Messages from thin and much loved places.

A couple of months ago one of my friends had shared a lovely video about creating a prayer space at home. I started thinking about sacred space within the ordinary – some of you have commented about how I’ve arranged my little study when presiding at our Zoom Eucharist: a small table carefully set up, a bunch of fresh flowers, pictures in the background, and my stole hung over the back of my chair.  

This discovery of sacred within the ordinary has been a joy, and led me to a book which has been on my shelf for a while: Every Place is Holy Ground: Making a pilgrimage through everyday places by Sally Welch. I began wondering if there was a way for us as a community to share in a pilgrimage of our own. When going on holiday or visiting our usual pilgrim places might not be possible, was there a way for us to still find space to ‘pilgrimage’ together? 

I shared this idea with members of the team, and it evolved into the idea that we could theme August around ‘Pilgrimage’, which we began exploring during the Themed service on 19th July. 
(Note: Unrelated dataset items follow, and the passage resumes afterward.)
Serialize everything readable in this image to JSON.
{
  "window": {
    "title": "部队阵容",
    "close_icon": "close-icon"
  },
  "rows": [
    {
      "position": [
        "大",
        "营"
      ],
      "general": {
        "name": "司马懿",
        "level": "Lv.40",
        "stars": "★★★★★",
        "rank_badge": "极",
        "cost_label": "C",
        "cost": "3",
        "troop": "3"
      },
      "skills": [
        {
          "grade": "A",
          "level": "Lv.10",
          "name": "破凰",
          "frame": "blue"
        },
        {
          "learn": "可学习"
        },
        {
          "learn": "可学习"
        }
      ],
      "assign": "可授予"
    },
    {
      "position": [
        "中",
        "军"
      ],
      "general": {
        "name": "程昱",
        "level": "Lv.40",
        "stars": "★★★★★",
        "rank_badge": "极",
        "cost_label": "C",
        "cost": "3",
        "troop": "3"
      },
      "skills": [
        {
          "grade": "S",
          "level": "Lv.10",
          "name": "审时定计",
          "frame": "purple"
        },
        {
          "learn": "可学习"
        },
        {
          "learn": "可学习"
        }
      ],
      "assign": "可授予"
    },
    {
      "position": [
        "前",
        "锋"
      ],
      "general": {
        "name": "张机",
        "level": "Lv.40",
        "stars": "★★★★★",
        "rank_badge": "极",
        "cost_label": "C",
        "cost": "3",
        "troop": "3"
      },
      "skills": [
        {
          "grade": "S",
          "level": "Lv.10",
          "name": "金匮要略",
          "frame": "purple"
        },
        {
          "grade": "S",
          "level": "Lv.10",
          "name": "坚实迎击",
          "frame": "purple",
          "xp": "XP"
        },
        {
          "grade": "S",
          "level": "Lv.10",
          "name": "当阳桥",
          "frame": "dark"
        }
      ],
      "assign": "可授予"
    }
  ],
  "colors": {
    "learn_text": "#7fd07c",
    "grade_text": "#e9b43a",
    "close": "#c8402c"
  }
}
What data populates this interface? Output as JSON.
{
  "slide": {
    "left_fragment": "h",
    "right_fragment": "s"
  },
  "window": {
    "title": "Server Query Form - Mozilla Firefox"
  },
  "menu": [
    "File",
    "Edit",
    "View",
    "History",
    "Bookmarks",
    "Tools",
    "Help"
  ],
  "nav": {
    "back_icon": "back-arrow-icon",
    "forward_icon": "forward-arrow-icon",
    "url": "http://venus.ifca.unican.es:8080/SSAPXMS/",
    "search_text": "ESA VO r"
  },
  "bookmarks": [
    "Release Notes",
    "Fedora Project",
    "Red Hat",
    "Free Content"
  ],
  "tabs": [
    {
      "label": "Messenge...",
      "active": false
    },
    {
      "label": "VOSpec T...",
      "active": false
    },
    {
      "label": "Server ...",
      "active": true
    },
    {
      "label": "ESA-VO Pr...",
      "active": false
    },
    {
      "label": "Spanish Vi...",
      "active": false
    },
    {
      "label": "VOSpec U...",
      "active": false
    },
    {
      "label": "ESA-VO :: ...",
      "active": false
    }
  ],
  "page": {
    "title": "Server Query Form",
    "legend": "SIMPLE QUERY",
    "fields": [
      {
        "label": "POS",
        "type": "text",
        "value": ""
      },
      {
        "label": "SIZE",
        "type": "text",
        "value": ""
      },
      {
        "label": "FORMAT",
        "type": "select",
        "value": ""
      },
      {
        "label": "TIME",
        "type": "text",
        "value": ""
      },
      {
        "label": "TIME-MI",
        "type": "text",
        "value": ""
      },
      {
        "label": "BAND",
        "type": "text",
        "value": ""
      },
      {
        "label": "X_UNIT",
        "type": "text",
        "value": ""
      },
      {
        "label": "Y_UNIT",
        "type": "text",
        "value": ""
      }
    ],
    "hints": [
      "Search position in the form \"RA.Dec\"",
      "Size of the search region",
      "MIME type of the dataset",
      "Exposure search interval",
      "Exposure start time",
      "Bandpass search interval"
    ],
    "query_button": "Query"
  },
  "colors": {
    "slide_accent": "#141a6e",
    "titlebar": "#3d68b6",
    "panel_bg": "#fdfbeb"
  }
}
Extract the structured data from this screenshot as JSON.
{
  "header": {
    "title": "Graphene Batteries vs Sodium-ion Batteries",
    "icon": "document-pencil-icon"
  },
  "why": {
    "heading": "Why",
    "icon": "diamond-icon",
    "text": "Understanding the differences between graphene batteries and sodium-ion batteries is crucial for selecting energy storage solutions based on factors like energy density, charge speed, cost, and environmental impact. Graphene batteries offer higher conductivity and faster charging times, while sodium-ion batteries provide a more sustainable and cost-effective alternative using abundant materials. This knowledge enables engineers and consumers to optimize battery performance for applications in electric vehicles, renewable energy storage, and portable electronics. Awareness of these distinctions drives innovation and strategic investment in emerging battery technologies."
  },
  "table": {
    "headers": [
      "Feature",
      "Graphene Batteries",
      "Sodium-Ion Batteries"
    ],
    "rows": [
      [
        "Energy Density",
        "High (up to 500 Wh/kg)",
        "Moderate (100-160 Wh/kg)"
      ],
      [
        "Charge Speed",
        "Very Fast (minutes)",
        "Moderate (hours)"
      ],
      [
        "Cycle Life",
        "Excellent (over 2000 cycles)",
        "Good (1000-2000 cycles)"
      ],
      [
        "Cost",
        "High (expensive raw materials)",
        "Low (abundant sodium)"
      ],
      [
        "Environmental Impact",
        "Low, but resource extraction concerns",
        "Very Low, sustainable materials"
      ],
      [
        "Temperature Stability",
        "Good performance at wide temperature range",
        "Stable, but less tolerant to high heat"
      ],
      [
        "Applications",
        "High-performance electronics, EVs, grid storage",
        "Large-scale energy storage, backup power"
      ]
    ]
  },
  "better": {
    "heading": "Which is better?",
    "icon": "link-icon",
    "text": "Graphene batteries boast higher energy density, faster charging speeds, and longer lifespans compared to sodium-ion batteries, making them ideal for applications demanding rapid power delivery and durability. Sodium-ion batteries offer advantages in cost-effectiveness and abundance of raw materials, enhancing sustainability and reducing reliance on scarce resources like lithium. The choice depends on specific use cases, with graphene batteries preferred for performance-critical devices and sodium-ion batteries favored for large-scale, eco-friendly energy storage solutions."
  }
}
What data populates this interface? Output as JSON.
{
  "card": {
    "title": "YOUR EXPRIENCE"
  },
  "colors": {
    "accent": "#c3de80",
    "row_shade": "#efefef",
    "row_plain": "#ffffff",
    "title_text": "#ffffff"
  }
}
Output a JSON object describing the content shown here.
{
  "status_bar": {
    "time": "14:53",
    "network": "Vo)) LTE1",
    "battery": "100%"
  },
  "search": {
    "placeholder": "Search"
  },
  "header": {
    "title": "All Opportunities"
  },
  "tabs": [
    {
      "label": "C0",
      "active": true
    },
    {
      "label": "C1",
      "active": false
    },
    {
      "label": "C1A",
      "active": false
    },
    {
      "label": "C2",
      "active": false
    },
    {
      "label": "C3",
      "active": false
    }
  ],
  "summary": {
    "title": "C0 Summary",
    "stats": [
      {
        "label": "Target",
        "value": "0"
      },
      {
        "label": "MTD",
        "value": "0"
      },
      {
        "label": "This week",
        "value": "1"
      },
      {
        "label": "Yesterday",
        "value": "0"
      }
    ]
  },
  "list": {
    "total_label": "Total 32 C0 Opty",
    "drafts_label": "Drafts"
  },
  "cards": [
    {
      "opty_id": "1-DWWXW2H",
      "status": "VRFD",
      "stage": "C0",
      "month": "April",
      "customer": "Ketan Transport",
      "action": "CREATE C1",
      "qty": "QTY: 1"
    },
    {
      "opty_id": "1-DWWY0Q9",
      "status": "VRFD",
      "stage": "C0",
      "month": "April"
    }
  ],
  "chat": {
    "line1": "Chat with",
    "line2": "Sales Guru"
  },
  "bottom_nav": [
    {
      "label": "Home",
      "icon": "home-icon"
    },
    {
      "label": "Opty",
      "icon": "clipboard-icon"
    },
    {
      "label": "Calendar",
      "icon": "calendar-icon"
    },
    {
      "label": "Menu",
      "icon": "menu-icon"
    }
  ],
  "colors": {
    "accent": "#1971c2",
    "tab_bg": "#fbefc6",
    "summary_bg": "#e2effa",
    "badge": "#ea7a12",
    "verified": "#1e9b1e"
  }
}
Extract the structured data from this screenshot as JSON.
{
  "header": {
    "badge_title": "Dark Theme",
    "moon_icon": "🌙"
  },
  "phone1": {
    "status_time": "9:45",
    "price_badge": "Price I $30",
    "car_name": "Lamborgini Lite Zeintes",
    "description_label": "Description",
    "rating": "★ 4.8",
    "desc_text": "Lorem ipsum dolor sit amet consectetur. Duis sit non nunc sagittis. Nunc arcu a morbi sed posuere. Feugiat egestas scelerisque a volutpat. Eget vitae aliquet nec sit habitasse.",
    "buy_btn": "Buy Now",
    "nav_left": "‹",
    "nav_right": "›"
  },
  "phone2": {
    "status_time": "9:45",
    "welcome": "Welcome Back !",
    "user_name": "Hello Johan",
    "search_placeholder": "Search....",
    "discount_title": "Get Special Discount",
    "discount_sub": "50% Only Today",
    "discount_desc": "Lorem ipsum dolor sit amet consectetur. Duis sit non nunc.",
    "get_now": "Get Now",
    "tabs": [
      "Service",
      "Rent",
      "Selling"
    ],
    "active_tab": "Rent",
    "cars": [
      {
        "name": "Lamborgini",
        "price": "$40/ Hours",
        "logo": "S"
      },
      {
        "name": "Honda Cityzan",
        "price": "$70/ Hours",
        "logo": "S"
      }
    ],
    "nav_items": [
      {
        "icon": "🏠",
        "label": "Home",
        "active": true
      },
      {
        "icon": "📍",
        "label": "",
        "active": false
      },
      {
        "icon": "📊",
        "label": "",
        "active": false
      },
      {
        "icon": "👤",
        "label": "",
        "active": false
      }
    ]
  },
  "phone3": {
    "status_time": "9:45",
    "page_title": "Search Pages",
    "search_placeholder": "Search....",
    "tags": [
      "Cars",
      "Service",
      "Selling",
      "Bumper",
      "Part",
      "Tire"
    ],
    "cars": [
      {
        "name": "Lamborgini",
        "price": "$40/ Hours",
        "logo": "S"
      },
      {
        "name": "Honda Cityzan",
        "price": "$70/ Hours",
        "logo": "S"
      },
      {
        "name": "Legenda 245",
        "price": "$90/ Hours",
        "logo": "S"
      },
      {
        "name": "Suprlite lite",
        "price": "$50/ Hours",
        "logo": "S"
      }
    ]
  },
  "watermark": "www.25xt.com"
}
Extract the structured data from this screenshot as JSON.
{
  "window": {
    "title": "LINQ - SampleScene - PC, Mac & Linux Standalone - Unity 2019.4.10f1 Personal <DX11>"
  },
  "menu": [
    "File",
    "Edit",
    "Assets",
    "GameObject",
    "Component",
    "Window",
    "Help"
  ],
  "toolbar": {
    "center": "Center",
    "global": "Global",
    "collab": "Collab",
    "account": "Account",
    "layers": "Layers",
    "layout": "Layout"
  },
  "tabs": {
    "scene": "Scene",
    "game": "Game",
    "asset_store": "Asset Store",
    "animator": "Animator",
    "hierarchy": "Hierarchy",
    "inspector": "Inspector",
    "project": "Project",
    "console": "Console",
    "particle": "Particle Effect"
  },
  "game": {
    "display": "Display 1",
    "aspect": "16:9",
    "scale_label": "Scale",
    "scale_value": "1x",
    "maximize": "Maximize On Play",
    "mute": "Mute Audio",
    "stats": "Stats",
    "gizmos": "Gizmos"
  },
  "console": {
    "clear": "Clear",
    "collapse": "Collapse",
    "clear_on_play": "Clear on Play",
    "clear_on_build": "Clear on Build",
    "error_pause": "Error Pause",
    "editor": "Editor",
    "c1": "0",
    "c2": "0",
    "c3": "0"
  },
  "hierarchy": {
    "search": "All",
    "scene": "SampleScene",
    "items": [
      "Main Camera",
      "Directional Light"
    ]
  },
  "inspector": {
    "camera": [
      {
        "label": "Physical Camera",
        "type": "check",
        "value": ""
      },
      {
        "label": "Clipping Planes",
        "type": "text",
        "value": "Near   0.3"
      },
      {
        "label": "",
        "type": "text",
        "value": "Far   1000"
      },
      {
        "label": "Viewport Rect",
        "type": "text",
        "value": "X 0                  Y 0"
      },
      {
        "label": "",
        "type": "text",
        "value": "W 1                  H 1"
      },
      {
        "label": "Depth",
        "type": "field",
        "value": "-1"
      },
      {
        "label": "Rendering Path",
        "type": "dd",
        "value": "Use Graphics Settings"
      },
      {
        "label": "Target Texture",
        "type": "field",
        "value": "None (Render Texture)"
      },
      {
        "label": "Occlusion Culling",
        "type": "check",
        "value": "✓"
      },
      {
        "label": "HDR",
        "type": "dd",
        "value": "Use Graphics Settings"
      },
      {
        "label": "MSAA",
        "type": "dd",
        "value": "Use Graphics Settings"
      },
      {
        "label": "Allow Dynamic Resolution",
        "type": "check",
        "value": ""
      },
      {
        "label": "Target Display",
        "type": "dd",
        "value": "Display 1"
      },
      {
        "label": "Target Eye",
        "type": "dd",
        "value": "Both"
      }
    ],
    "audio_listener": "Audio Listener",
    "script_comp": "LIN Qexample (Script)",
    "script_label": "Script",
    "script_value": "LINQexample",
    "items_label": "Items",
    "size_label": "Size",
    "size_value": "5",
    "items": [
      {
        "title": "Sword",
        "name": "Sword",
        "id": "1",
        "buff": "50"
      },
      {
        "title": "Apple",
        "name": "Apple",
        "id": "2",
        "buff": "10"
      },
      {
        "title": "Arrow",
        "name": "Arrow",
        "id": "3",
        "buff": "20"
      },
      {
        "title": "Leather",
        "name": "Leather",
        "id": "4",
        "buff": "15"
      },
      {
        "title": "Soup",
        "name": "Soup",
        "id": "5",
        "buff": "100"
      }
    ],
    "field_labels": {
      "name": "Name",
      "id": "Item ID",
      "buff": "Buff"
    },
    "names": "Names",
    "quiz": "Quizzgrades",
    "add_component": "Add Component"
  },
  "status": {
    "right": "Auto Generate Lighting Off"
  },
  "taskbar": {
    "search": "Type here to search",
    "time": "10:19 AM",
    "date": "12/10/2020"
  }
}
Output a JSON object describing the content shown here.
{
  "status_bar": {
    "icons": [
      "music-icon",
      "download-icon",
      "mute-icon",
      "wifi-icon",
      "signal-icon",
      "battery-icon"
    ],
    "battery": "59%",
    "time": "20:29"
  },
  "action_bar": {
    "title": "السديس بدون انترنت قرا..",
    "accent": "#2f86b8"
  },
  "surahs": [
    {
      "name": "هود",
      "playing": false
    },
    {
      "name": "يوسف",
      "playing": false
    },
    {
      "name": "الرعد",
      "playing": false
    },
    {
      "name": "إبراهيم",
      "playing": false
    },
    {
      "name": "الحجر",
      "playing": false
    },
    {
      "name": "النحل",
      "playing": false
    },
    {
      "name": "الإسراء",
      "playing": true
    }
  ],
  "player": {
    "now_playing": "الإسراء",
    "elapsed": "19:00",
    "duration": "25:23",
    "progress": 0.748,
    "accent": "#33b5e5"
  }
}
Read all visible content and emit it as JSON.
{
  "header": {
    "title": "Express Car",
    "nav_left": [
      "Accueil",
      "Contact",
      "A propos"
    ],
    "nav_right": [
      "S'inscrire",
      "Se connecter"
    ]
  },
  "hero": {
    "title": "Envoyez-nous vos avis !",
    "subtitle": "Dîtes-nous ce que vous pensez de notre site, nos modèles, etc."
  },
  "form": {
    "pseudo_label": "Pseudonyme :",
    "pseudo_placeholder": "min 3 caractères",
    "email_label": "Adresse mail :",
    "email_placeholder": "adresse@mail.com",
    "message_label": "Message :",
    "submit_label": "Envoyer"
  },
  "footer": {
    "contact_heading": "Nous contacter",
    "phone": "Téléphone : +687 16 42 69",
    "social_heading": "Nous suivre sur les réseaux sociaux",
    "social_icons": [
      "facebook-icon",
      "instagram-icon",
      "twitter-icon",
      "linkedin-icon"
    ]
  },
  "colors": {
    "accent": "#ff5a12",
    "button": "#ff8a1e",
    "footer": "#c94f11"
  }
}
Part of our shared pilgrimage together is going to be the project Pilgrim Postcards: Messages from Thin and Much Loved Places.  We’d like to invite you to share images and stories of the places that are important to you. This could be somewhere that feels ‘thin’ and where you feel close to God, somewhere that holds a special place in your heart, or somewhere that you love to visit. It could be somewhere nearby and everyday (e.g. a local park, your garden, or even your favourite armchair), somewhere far away and exotic – or somewhere in between! 

If you’d like to share your pilgrim place, you can send it to office@stmarkssheffield.co.uk and we’ll make it into a postcard. We will need: 

  1. A picture of your pilgrim place which you have either taken or made 
  2. A short message (maximum of 100 words) which explains why this place is special to you 

These postcards will be shared on our website and in our building during August. We’d ideally like to have all contributions by Sunday 9th August. 

Pilgrimage, however, isn’t just about the place – if you’ve ever come across The Canterbury Tales by Chaucer you’ll know that part of pilgrimage is to pass time on the journey with others by telling stories to each other. It would be lovely if – during our pilgrimage together – we could share our stories: of life, of lockdown, of prayer, and of pilgrimage. 

I look forward to journeying together with you in pilgrimage this August.